In Dawson v. Wal-Mart Stores, Inc., the court considered whether workers’ compensation was a store manager’s exclusive remedy for injuries she suffered when she was abducted from the store parking lot and then sexually assaulted by a stranger. 2013 WL 5976847, at *1 (Nov. 12, 2013). The store manager sued Wal-Mart, alleging that it was negligent in the manner in which it provided security. Id. at *2.
Under Georgia law, workers’ compensation is an employee’s exclusive remedy for “an injury or accident arising out of and in the course of employment.” Id. An assault against an employee is considered a covered accident “so long as the willful act is not directed against the employee for reasons personal to the employee.” Id.
At issue in Dawson was the “arising out of” element of the exclusive remedy test.
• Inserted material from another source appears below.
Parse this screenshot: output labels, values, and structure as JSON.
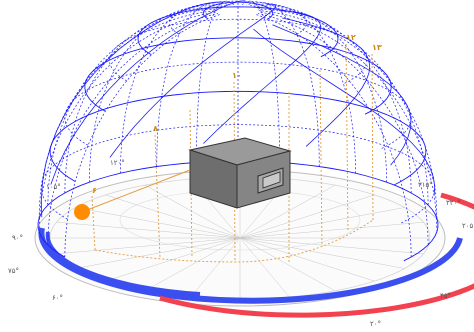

As the court noted, “[u]nder this test, if the injury can be seen to have followed as a natural incident of the work, and to have been contemplated by a reasonable person familiar with the whole situation as a result of the exposure occasioned by the nature of the employment, then it arises out of the employment.” Id. at *3.
It obviously seems a stretch to suggest that a “reasonable person” would consider abduction and rape to be a “natural incident” of a store manager’s work. Nevertheless, the court—relying upon a series of prior decisions involving similar facts—affirmed summary judgment for Wal-Mart because it found the manager was not attacked for reasons “personal to the employee.” Rather, the court observed, the manager and her assailant “were unknown to each other prior to the attack, and thus, [the assailant] attacked [the manager] merely because she was at that location. . .” Id. at *4.
The decision, though harsh, appears consistent with prior precedent. It therefore illustrates how difficult it is for personal injury victims to avoid the Workers’ Compensation Act’s exclusive remedy provision—even under circumstances where, as in Dawson, their injuries seem completely unrelated to their employment.